It has been over a year since the Pandemic started. Everything is different – teaching, parenting, working, meetings. We live in a world of “the new normal”. Children, parents, teachers, employees, organizations and schools have all adopted/adapted to a new working style. The teacher community, in particular, came out in flying colours.
As a parent, I send my child to school for an education. That school is now in my very house, thanks to the pandemic. Different teachers come and go everyday depending on the day of the week or the timetable. As I observe these classes, I observe not just my son, but the teachers as well. This blog is for the teachers who fought it out during the pandemic.
Read this post to get a glimpse into Parenting during the Pandemic.
1. Technology
Schools used to be analog headquarters. Children used actual textbooks. Teachers taught their classes with blackboards or whiteboards. Air-conditioned computer labs and AV rooms was where the technology was. And then the pandemic hit.
Physical classrooms turned into Zoom rooms and Google Meets. Pen and paper exams became google forms. Lesson plans turned into excel sheets. Visual aids became powerpoints.
At the beginning of the pandemic, my son’s teachers used a Whiteboard on the Zoom Screen. But, the children were faster. They drew doodles on the screen and contributed to the class in a way that would have been impossible in a physical classroom. So, the teachers eventually shifted to PPT slides – some even converted their slides into videos to discourage doodling.
2. Classes became Sessions
Teachers had to coax children to turn on their videos, respond to attendance calls and orchestrating the mute-unmute buttons. Some of them even indulged in mischief in the chat box. Parents butted into sessions with questions with what they believed was “constructive criticism”. Parents even took to social media to voice their opinions on teaching.
Teachers had to not just teach the children, but maintain balance between keeping them engaged while not overstimulating them. They now needed to encourage interaction, discourage tantrums and maintain discipline. Needless to say, the comfort of home does not encourage obedience in children. What with easy access to a restroom, a fridge and a parent mere feet away, distractions galore.
3. Exams and Correction
Recently, a teacher told me, “Where it took five minutes to correct a paper earlier, it now takes half an hour to grade a paper.” It is such a stark visual image. Where earlier it was a flip of the page to correct a paper; now the arduous task begins with downloading images, dealing with fuzzy/ blurred/ badly cropped images, deciphering children’s handwriting, and eventually scoring the child. Repeat for every child in that section. Again, for the next section. AND AGAIN for the next class.

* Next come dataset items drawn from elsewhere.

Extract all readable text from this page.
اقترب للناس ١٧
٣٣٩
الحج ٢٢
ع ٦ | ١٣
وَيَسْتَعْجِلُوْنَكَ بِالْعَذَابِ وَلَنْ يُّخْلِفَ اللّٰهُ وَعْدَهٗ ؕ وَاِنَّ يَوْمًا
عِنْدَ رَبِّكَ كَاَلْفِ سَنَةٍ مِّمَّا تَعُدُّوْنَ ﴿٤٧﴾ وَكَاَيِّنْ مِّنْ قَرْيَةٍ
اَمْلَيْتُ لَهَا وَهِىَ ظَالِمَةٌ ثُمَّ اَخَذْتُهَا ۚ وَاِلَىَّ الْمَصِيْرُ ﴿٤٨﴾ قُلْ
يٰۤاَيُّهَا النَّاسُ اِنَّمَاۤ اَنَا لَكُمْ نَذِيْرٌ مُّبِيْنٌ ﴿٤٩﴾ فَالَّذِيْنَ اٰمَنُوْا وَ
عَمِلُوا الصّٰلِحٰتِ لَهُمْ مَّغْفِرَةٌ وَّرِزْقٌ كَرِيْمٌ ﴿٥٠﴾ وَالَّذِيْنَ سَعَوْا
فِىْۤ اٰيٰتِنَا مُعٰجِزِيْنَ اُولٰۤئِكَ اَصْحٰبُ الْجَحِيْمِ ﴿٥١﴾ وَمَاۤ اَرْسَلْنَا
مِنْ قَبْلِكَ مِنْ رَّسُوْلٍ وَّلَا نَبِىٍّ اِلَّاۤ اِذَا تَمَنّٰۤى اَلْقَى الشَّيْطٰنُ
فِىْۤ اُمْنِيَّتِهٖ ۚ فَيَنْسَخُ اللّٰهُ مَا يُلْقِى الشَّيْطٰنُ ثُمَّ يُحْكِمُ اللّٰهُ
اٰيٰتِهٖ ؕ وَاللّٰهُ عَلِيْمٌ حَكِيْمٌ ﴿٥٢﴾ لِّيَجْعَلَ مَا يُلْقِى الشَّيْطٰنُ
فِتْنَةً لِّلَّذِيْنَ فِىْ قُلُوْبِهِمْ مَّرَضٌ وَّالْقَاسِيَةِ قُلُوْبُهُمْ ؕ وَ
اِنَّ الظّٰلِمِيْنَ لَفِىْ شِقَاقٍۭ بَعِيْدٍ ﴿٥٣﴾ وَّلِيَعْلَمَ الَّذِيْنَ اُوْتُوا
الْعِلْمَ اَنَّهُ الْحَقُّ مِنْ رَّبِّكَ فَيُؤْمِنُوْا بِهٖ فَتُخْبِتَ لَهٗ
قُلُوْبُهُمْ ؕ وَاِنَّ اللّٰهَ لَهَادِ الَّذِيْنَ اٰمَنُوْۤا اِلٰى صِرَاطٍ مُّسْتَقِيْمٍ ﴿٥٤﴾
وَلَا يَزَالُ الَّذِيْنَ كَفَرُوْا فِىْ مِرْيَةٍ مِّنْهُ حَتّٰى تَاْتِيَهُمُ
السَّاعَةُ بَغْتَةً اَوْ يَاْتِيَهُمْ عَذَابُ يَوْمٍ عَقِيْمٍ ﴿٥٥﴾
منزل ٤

And it isn’t just the teaching and correction that has been made cumbersome. Even the examination process has taken on a life of its own. My son’s first semester began with oral exams. Then in the second semester, he had written exams. In the third and fourth semesters, it was Google Classroom. The teachers not only had to master this technology within a ridiculously short period of time, but also be able to explain it to parents. Not to mention be the tech-support for any issues the parents face.
These are just a few of the issues that the Pandemic has created for teachers across not just the country but the world over. And teachers who are parents have to deal with teaching and parenting issues at the same time.
A child popping into an office meeting can be explained and apologies can be made. But imagine, the same child popping into the screen while you are taking a class for at least 40 children! You’ll never hear the last of it from the parents!